As mentioned with every rider there is an opinion and style. Virtually everything I have read about group riding mentioned “...ride your own ride”; I see no reason to depart from the norm. If at any time you feel uncomfortable with a group, whether that group be a group of 2 or 50, then you should consider the risk. If you accept the risk and stay with the group what value does it add to your ride? If the risk is such that you select to depart from the group will it increase your chances to ride another day; will it enhance your ride?

Can you maintain situational awareness while riding with this group or would your level of awareness increase riding alone or maybe look for a different group to ride with next time.

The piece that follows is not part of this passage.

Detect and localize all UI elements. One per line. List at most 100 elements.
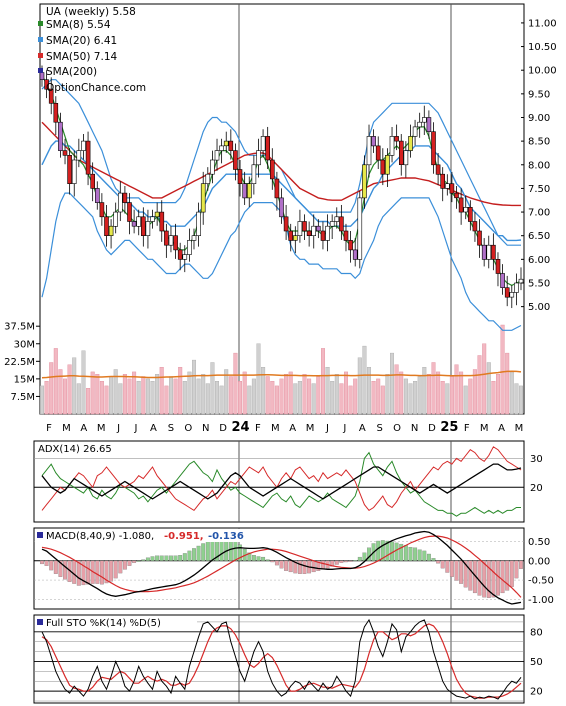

Our objective is to ride; more specifically our objective is to ride and maintain positive spacing between the ditches while keeping the shinny side up. With that objective comes specified requirements; some by law, others by choice. Specified requirements are identified at every turn; speed limit signs, road signs specific to direction and desired destination, your gas gage and speedometer. Unspecified requirements are the ones that will ruin the ride. It can be said a good ride is one that finds you back home safe and sound at the end of the day. I believe that is only part of the equation. A good ride is when EVERYONE gets to the final destination safely. Your actions while riding in a group will directly affect the overall objective, whether good or bad. Your actions will determine if everyone gets home safely. What you do as a single rider in a group will either add value to the ride or create risk or disaster. What happens to one happens to all.